Когда они, наконец, оторвались друг от друга, под купол входил Гор.

– Есть новости? – спросил он Власта.

– Есть, – кивнул тот. – Присядем, расскажу.

– Скоро новостей будет очень много, – заметила Хельга, усаживаясь в кресло.

Но спокойно поговорить не удалось. Вбежал Петя.

– Звери куда-то двинулись! – выпалил он, и снова исчез.

– Пойду, посмотрю, – поднялась Хельга. – Это может быть разгадкой.

Мужчины переглянулись.

– Мы с тобой, – кивнул Гор.

– Они идут в джунгли! – Петя стоял на пороге биокупола с вытянутой рукой, словно заправский регулировщик.

Животные шли, сливаясь в единую колонну.

Не обращая внимания друг на друга, шли «бегемотики» и их извечные враги, «брюхорезы», уставя вперед острые костяные лезвия челюстей. Шли «жирафы» и «поросята», смешно подёргивая прямоугольными «пятачками».

Хельга поймала себя на мысли, что «поросята», кажется, единственные живые существа, не имеющие прямоугольного нароста на лбу. Но зато у них прямоугольные пятачки. Ну, не совсем прямоугольные – углы скруглены, но всё же. Да и «жирафы» безлобы. Но у этих вся морда прямоугольно-тупая, в отличие от грациозных земных жирафов. «Вот так мы всегда, – усмехнулась Хельга, – сравниваем с Землей любую планету, где ни приведётся оказаться. А как иначе? Родина».

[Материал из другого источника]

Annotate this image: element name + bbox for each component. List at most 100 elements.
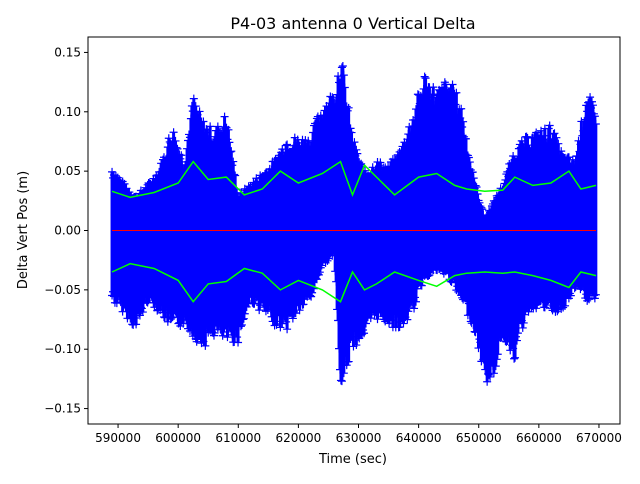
data-point xyxy=(261,307,270,316)
x-tick-label: 590000 xyxy=(95,431,141,445)
x-tick-label: 600000 xyxy=(155,431,201,445)
data-point xyxy=(519,318,528,327)
data-point xyxy=(111,171,120,180)
x-tick-label: 650000 xyxy=(456,431,502,445)
data-point xyxy=(591,290,600,299)
data-point xyxy=(373,315,382,324)
data-point xyxy=(587,97,596,106)
data-point xyxy=(461,134,470,143)
y-axis-label: Delta Vert Pos (m) xyxy=(16,171,31,289)
data-point xyxy=(464,153,473,162)
data-point xyxy=(483,377,492,386)
data-point xyxy=(524,307,533,316)
data-point xyxy=(225,138,234,147)
data-point xyxy=(276,323,285,332)
data-point xyxy=(220,112,229,121)
series-line-std xyxy=(111,262,597,303)
data-point xyxy=(347,128,356,137)
data-point xyxy=(478,205,487,214)
data-point xyxy=(404,307,413,316)
data-point xyxy=(469,174,478,183)
y-tick-label: −0.15 xyxy=(44,402,81,416)
data-point xyxy=(403,315,412,324)
data-point xyxy=(171,136,180,145)
blue-series xyxy=(108,61,600,386)
data-point xyxy=(231,171,240,180)
data-point xyxy=(486,372,495,381)
x-tick-label: 620000 xyxy=(275,431,321,445)
data-point xyxy=(590,294,599,303)
data-point xyxy=(492,355,501,364)
data-point xyxy=(237,320,246,329)
data-point xyxy=(191,102,200,111)
data-point xyxy=(586,93,595,102)
data-point xyxy=(229,157,238,166)
data-point xyxy=(338,61,347,70)
data-point xyxy=(312,275,321,284)
data-point xyxy=(339,369,348,378)
data-point xyxy=(352,341,361,350)
data-point xyxy=(473,190,482,199)
data-point xyxy=(376,158,385,167)
data-point xyxy=(493,350,502,359)
data-point xyxy=(429,83,438,92)
data-point xyxy=(175,150,184,159)
data-point xyxy=(337,377,346,386)
data-point xyxy=(283,140,292,149)
data-point xyxy=(561,301,570,310)
y-axis: −0.15 −0.10 −0.05 0.00 0.05 0.10 0.15 xyxy=(44,45,88,416)
data-point xyxy=(213,122,222,131)
data-point xyxy=(452,88,461,97)
data-point xyxy=(417,281,426,290)
data-point xyxy=(132,320,141,329)
data-point xyxy=(395,322,404,331)
data-point xyxy=(206,122,215,131)
chart-title: P4-03 antenna 0 Vertical Delta xyxy=(230,14,475,33)
data-point xyxy=(441,80,450,89)
data-point xyxy=(218,331,227,340)
plot-area xyxy=(108,61,600,386)
data-point xyxy=(315,268,324,277)
data-point xyxy=(299,300,308,309)
y-tick-label: 0.00 xyxy=(54,224,81,238)
data-point xyxy=(201,341,210,350)
data-point xyxy=(421,74,430,83)
data-point xyxy=(350,138,359,147)
data-point xyxy=(585,295,594,304)
data-point xyxy=(448,80,457,89)
data-point xyxy=(588,101,597,110)
data-point xyxy=(255,306,264,315)
data-point xyxy=(239,314,248,323)
y-tick-label: −0.05 xyxy=(44,283,81,297)
series-line-std xyxy=(111,160,597,199)
data-point xyxy=(342,361,351,370)
data-point xyxy=(344,103,353,112)
data-point xyxy=(353,149,362,158)
data-point xyxy=(518,323,527,332)
data-point xyxy=(468,168,477,177)
data-point xyxy=(557,147,566,156)
data-point xyxy=(545,121,554,130)
data-point xyxy=(173,144,182,153)
data-point xyxy=(361,319,370,328)
data-point xyxy=(550,129,559,138)
data-point xyxy=(405,303,414,312)
data-point xyxy=(513,329,522,338)
data-point xyxy=(308,288,317,297)
data-point xyxy=(410,304,419,313)
data-point xyxy=(352,145,361,154)
data-point xyxy=(542,301,551,310)
data-point xyxy=(307,292,316,301)
y-tick-label: 0.10 xyxy=(54,105,81,119)
data-point xyxy=(344,357,353,366)
y-tick-label: 0.15 xyxy=(54,45,81,59)
data-point xyxy=(590,112,599,121)
data-point xyxy=(591,119,600,128)
data-point xyxy=(250,299,259,308)
data-point xyxy=(559,303,568,312)
data-point xyxy=(339,71,348,80)
data-point xyxy=(125,188,134,197)
x-tick-label: 660000 xyxy=(516,431,562,445)
data-point xyxy=(489,369,498,378)
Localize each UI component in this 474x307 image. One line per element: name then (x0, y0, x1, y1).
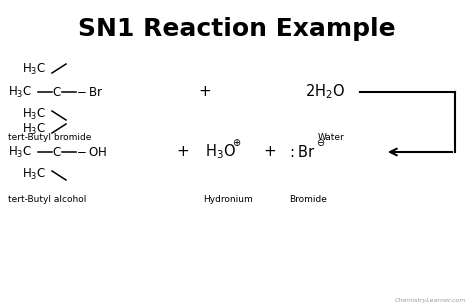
Text: $\rm C$: $\rm C$ (52, 146, 62, 158)
Text: $\rm -Br$: $\rm -Br$ (74, 86, 103, 99)
Text: SN1 Reaction Example: SN1 Reaction Example (78, 17, 396, 41)
Text: Water: Water (318, 133, 345, 142)
Text: $\oplus$: $\oplus$ (232, 138, 241, 149)
Text: $\rm :Br$: $\rm :Br$ (287, 144, 316, 160)
Text: Bromide: Bromide (289, 195, 327, 204)
Text: $\rm H_3C$: $\rm H_3C$ (8, 145, 32, 160)
Text: $\rm H_3C$: $\rm H_3C$ (8, 84, 32, 99)
Text: ChemistryLearner.com: ChemistryLearner.com (395, 298, 466, 303)
Text: $\rm H_3C$: $\rm H_3C$ (22, 122, 46, 137)
Text: Hydronium: Hydronium (203, 195, 253, 204)
Text: +: + (264, 145, 276, 160)
Text: tert-Butyl alcohol: tert-Butyl alcohol (8, 195, 86, 204)
Text: $\rm H_3C$: $\rm H_3C$ (22, 61, 46, 76)
Text: +: + (177, 145, 190, 160)
Text: $\ominus$: $\ominus$ (316, 138, 325, 149)
Text: $\rm H_3C$: $\rm H_3C$ (22, 166, 46, 181)
Text: $\rm H_3C$: $\rm H_3C$ (22, 107, 46, 122)
Text: tert-Butyl bromide: tert-Butyl bromide (8, 133, 91, 142)
Text: $\rm H_3O$: $\rm H_3O$ (205, 143, 236, 161)
Text: $\rm C$: $\rm C$ (52, 86, 62, 99)
Text: $\rm 2H_2O$: $\rm 2H_2O$ (305, 83, 345, 101)
Text: +: + (199, 84, 211, 99)
Text: $\rm -OH$: $\rm -OH$ (74, 146, 107, 158)
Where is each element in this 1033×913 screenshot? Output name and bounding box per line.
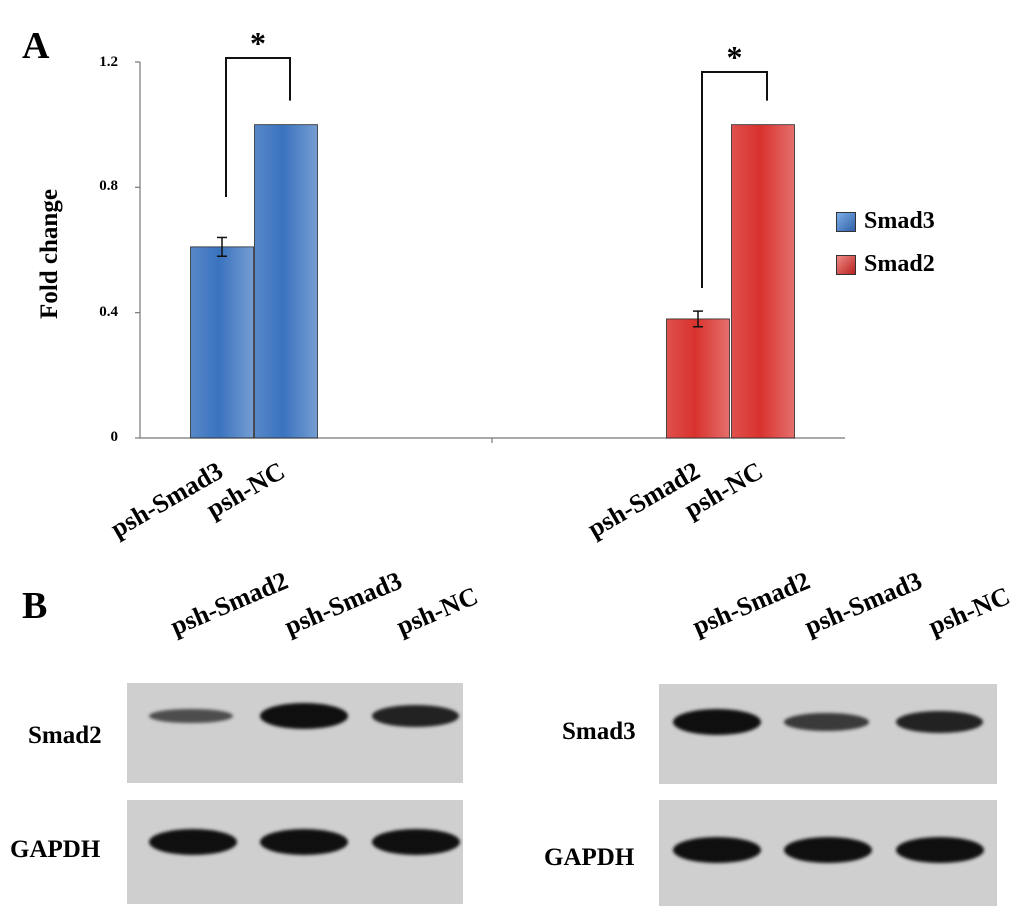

– Кажется, я знаю, куда они идут, – через полчаса следования за зверями сказал Гор, и вынул карту.

– Давай удостоверимся, – остановил его Власт.

Еще полтора часа напряжённого полубега – и четвёрка землян вышла на обширную поляну посреди джунглей. Причем поляна образовалась совсем недавно: покрывающие её некогда трава и мелкие кусты были нещадно втоптаны в грязь многими тысячами лап и копыт. Лишь кое-где зелёные хвостики осторожно высовывались из тёмно-серого месива.

А на противоположном конце поляны стояло… «зеркало». И солнце падало на него, но не отражалось, а полностью поглощалось матовой поверхностью гладчайшей каменной плиты.

Животные подходили к «зеркалу» и останавливались перед ним. Но не для того, чтобы полюбоваться на своё отражение – сие было невозможно: в «зеркале» ничто не отражалось. Было другое: звери касались поверхности плиты пятачками, лбами, носами – словом, всем, что могло плотно прилегать к ней. И замирали на несколько минут.